As the world population continues to grow, our natural resources continue to dwindle. But thankfully, organizations and individual investors around the world are finally doing something about it – taking action to reduce greenhouse gas emissions, fight climate change, and prioritize the utilization of renewable energy.
In 2019, renewable energy accounted for 11.4% of total U.S. energy consumption. And newly elected President Joe Biden plans to invest another $2 trillion in clean-energy initiatives over the next four years to align with the Paris Agreement objectives of zero-carbon solutions by 2030.
What is Renewable Energy?
Renewable energy, or clean energy, is energy derived from natural sources or processes that are continually replenished on a human timescale, and include sources like sunlight, wind, rain, tides, waves, and geothermal heat. With more widespread use of energy from renewable sources, we can lower our future carbon dioxide (CO2) emissions, which is the primary cause of global warming.

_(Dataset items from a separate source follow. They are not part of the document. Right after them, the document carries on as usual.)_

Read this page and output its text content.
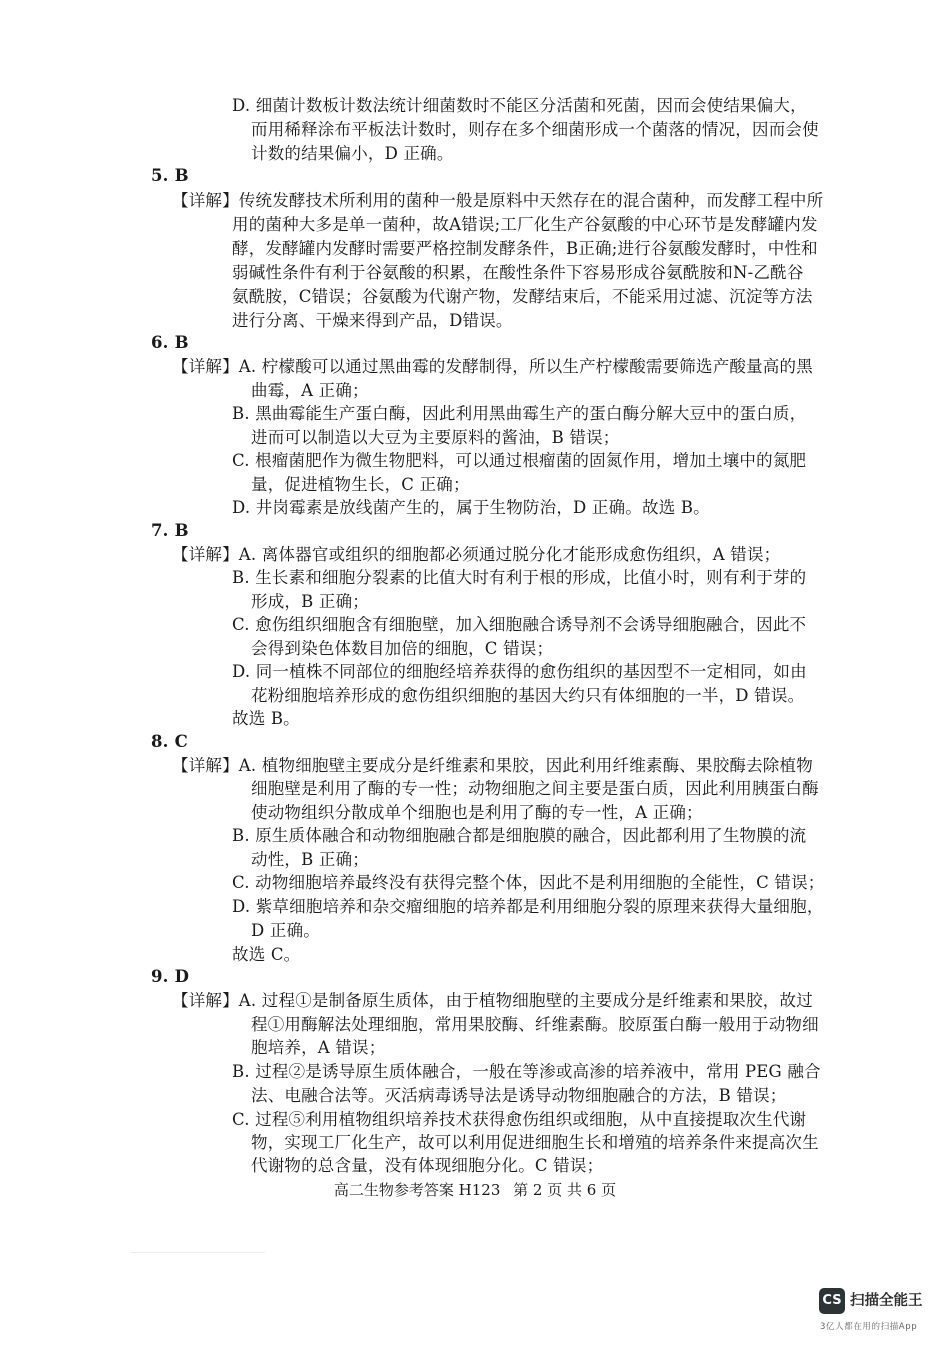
D. 细菌计数板计数法统计细菌数时不能区分活菌和死菌，因而会使结果偏大，
而用稀释涂布平板法计数时，则存在多个细菌形成一个菌落的情况，因而会使
计数的结果偏小，D 正确。
5. B
【详解】传统发酵技术所利用的菌种一般是原料中天然存在的混合菌种，而发酵工程中所
用的菌种大多是单一菌种，故A错误;工厂化生产谷氨酸的中心环节是发酵罐内发
酵，发酵罐内发酵时需要严格控制发酵条件，B正确;进行谷氨酸发酵时，中性和
弱碱性条件有利于谷氨酸的积累，在酸性条件下容易形成谷氨酰胺和N-乙酰谷
氨酰胺，C错误；谷氨酸为代谢产物，发酵结束后，不能采用过滤、沉淀等方法
进行分离、干燥来得到产品，D错误。
6. B
【详解】A. 柠檬酸可以通过黑曲霉的发酵制得，所以生产柠檬酸需要筛选产酸量高的黑
曲霉，A 正确；
B. 黑曲霉能生产蛋白酶，因此利用黑曲霉生产的蛋白酶分解大豆中的蛋白质，
进而可以制造以大豆为主要原料的酱油，B 错误；
C. 根瘤菌肥作为微生物肥料，可以通过根瘤菌的固氮作用，增加土壤中的氮肥
量，促进植物生长，C 正确；
D. 井岗霉素是放线菌产生的，属于生物防治，D 正确。故选 B。
7. B
【详解】A. 离体器官或组织的细胞都必须通过脱分化才能形成愈伤组织，A 错误；
B. 生长素和细胞分裂素的比值大时有利于根的形成，比值小时，则有利于芽的
形成，B 正确；
C. 愈伤组织细胞含有细胞壁，加入细胞融合诱导剂不会诱导细胞融合，因此不
会得到染色体数目加倍的细胞，C 错误；
D. 同一植株不同部位的细胞经培养获得的愈伤组织的基因型不一定相同，如由
花粉细胞培养形成的愈伤组织细胞的基因大约只有体细胞的一半，D 错误。
故选 B。
8. C
【详解】A. 植物细胞壁主要成分是纤维素和果胶，因此利用纤维素酶、果胶酶去除植物
细胞壁是利用了酶的专一性；动物细胞之间主要是蛋白质，因此利用胰蛋白酶
使动物组织分散成单个细胞也是利用了酶的专一性，A 正确；
B. 原生质体融合和动物细胞融合都是细胞膜的融合，因此都利用了生物膜的流
动性，B 正确；
C. 动物细胞培养最终没有获得完整个体，因此不是利用细胞的全能性，C 错误；
D. 紫草细胞培养和杂交瘤细胞的培养都是利用细胞分裂的原理来获得大量细胞，
D 正确。
故选 C。
9. D
【详解】A. 过程①是制备原生质体，由于植物细胞壁的主要成分是纤维素和果胶，故过
程①用酶解法处理细胞，常用果胶酶、纤维素酶。胶原蛋白酶一般用于动物细
胞培养，A 错误；
B. 过程②是诱导原生质体融合，一般在等渗或高渗的培养液中，常用 PEG 融合
法、电融合法等。灭活病毒诱导法是诱导动物细胞融合的方法，B 错误；
C. 过程⑤利用植物组织培养技术获得愈伤组织或细胞，从中直接提取次生代谢
物，实现工厂化生产，故可以利用促进细胞生长和增殖的培养条件来提高次生
代谢物的总含量，没有体现细胞分化。C 错误；
高二生物参考答案 H123 第 2 页 共 6 页
CS 扫描全能王
3亿人都在用的扫描App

Often thought of as a new technology, utilizing the power of nature for heating, lighting, and transportation isn’t a new thing at all. We have used windmills to grind grain and wind to navigate boats for centuries, but since the 1600s, we have unfortunately looked to easier, cheaper, and nonrenewable energy sources such as oil and coal.
With renewables becoming an increasingly important power source and now accounting for more than one-eighth of U.S. power generation, we have gotten increasingly more efficient at capturing and retaining renewable energy. And this expansion is happening on both a macro and micro level, from solar panels on single homes to giant offshore wind farms and even entire communities working together to utilize and rely on renewable energy. As the need for renewable energy continues to skyrocket, modernizing America’s electricity grid will be crucial, making it smarter, more secure, and an integral part of the infrastructure across regions.
How to Invest in Renewable Energy
1. Directly Invest in Renewable Energy Projects – Investors building resilient portfolios can achieve diversification through the allocation of renewable energy assets. Solar and wind are the two of the fastest-growing sectors with the largest market share as thousands of business operations across the world prioritize renewables, leading to a higher demand for the products of green energy companies.
2. Invest in Clean Energy Mutual Funds or ETFs – Mutual Funds and Exchange-Traded Funds (ETFs) allow investors to get involved with multiple companies that directly support clean energy through the use of renewable resources or energy efficiency. This option appeals to investors wishing to diversify their portfolio among a many companies involved in the renewable energy industry.
3. Buy Shares of Renewable Energy Companies – For those investors with higher risk tolerance, directly buying shares of companies that focus entirely on renewable energy is an option. The advantage of buying shares of renewable energy companies provides you with the flexibility of directly supporting companies that align with your values.